John Updike on American Art
The writer brings a life of creative and critical labor to the examination of American masterworks
Corrected 5/23/08: An earlier version of this article incorrectly identified the National Endowment for the Humanities as the National Endowment of the Humanities.
Grant Wood's work, including his 1931 painting The Midnight Ride of Paul Revere, also exhibits that very American lininess. But he, too, found a homegrown solution, using neatness, Updike explains, "with a flavor of parody; the village is toylike, a Christmas-yard village with its lit windows throwing out golden druggets onto the road" and Revere's horse "stretched out in the position of a hobbyhorse, and the playfully patriotic mood of Longfellow's overfamiliar poem ... knowingly evoked."
Similarly, Updike points out how the wiry, restless lines of Thomas Hart Benton's 1975 Origins of Country Music call, somewhat cartoonishly, "for a suspension of disbelief while it presents not so much an American scene as a rendering of America's self-image." Even the abundance of details that Reynolds had deplored in Copley here, in Benton's painting, verifies what Updike calls "a collective vision."
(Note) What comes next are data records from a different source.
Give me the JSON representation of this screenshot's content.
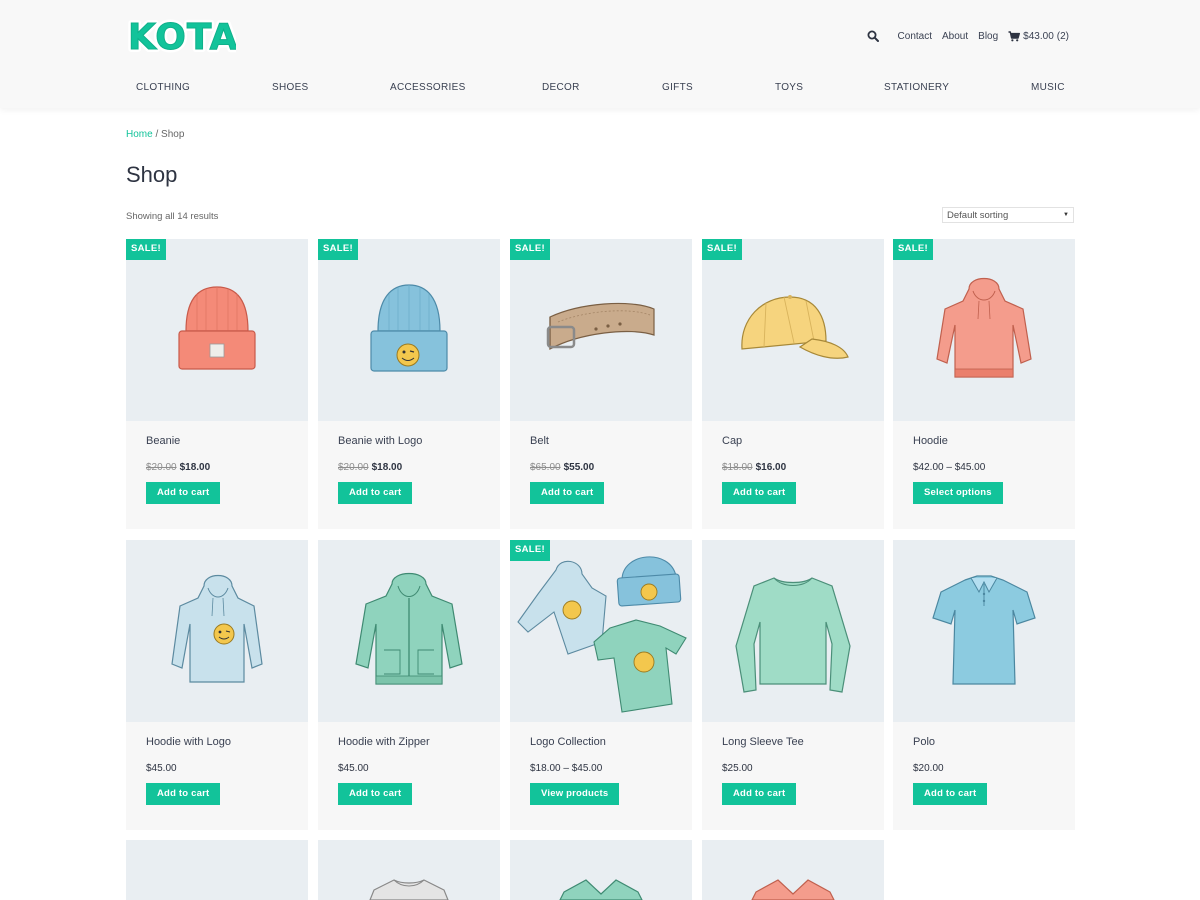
{
  "header": {
    "logo_text": "KOTA",
    "top_links": [
      "Contact",
      "About",
      "Blog"
    ],
    "cart_total": "$43.00",
    "cart_count": "(2)"
  },
  "categories": [
    "CLOTHING",
    "SHOES",
    "ACCESSORIES",
    "DECOR",
    "GIFTS",
    "TOYS",
    "STATIONERY",
    "MUSIC"
  ],
  "breadcrumb": {
    "home": "Home",
    "separator": " / ",
    "current": "Shop"
  },
  "page_title": "Shop",
  "results_text": "Showing all 14 results",
  "sorting": {
    "selected": "Default sorting"
  },
  "sale_label": "SALE!",
  "products": [
    {
      "name": "Beanie",
      "old_price": "$20.00",
      "price": "$18.00",
      "button": "Add to cart",
      "sale": true,
      "icon": "beanie-orange-icon"
    },
    {
      "name": "Beanie with Logo",
      "old_price": "$20.00",
      "price": "$18.00",
      "button": "Add to cart",
      "sale": true,
      "icon": "beanie-blue-icon"
    },
    {
      "name": "Belt",
      "old_price": "$65.00",
      "price": "$55.00",
      "button": "Add to cart",
      "sale": true,
      "icon": "belt-icon"
    },
    {
      "name": "Cap",
      "old_price": "$18.00",
      "price": "$16.00",
      "button": "Add to cart",
      "sale": true,
      "icon": "cap-icon"
    },
    {
      "name": "Hoodie",
      "old_price": "",
      "price": "$42.00 – $45.00",
      "button": "Select options",
      "sale": true,
      "icon": "hoodie-pink-icon"
    },
    {
      "name": "Hoodie with Logo",
      "old_price": "",
      "price": "$45.00",
      "button": "Add to cart",
      "sale": false,
      "icon": "hoodie-blue-icon"
    },
    {
      "name": "Hoodie with Zipper",
      "old_price": "",
      "price": "$45.00",
      "button": "Add to cart",
      "sale": false,
      "icon": "hoodie-zipper-icon"
    },
    {
      "name": "Logo Collection",
      "old_price": "",
      "price": "$18.00 – $45.00",
      "button": "View products",
      "sale": true,
      "icon": "logo-collection-icon"
    },
    {
      "name": "Long Sleeve Tee",
      "old_price": "",
      "price": "$25.00",
      "button": "Add to cart",
      "sale": false,
      "icon": "long-sleeve-tee-icon"
    },
    {
      "name": "Polo",
      "old_price": "",
      "price": "$20.00",
      "button": "Add to cart",
      "sale": false,
      "icon": "polo-icon"
    }
  ],
  "colors": {
    "accent": "#12c39a",
    "card_bg": "#f7f7f7",
    "image_bg": "#e9eef2",
    "text": "#3a4152"
  }
}
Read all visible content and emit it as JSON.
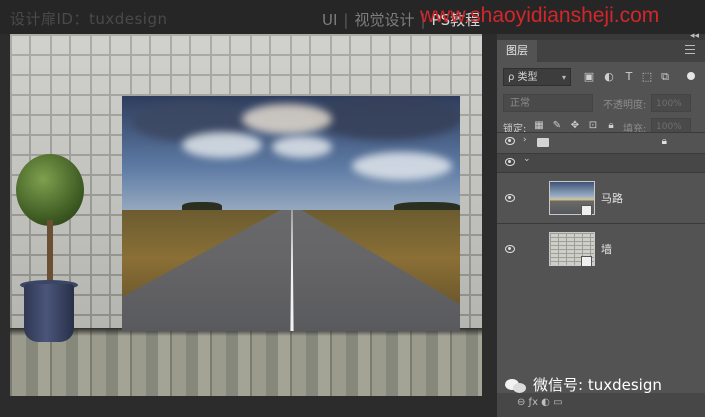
{
  "header": {
    "brand": "设计扉ID：tuxdesign",
    "nav_ui": "UI",
    "nav_sep": "|",
    "nav_visual": "视觉设计",
    "nav_ps": "PS教程",
    "url": "www.shaoyidiansheji.com"
  },
  "layers_panel": {
    "tab_label": "图层",
    "filter_label": "ρ 类型",
    "blend_mode": "正常",
    "opacity_label": "不透明度:",
    "opacity_value": "100%",
    "lock_label": "锁定:",
    "fill_label": "填充:",
    "fill_value": "100%",
    "layers": [
      {
        "name": "马路",
        "thumb": "road"
      },
      {
        "name": "墙",
        "thumb": "wall"
      }
    ]
  },
  "watermark": {
    "text": "微信号: tuxdesign"
  },
  "colors": {
    "url_red": "#d3262b",
    "panel_bg": "#535353"
  }
}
Updike must leap beyond the set images to show how Homer's accomplishment of creating pictures that "are at once representations of natural phenomena and examples of painterly artifice" found its way into the abstracting reductions of painters like Mark Rothko and Jackson Pollock (whose Number 30, Updike observes, "is all line, dribbled and splattered in a mystic dance between concept and thing") as well as into the pop art of Andy Warhol and the photorealism of Richard Estes.
Will American artists ever outgrow their lines? In a country now more attuned to its cultural and ethnic diversity, it would seem so, even by Updike's lights. But his last words on this occasion betrayed his belief that a deep-rooted tendency will not vanish entirely, at least not so long as some American artists remain intent on mapping the visible "in a New World that feels surrounded by chaos and emptiness." And as Updike's own ever growing body of work shows, if the outer wilderness is largely gone, the inner one remains.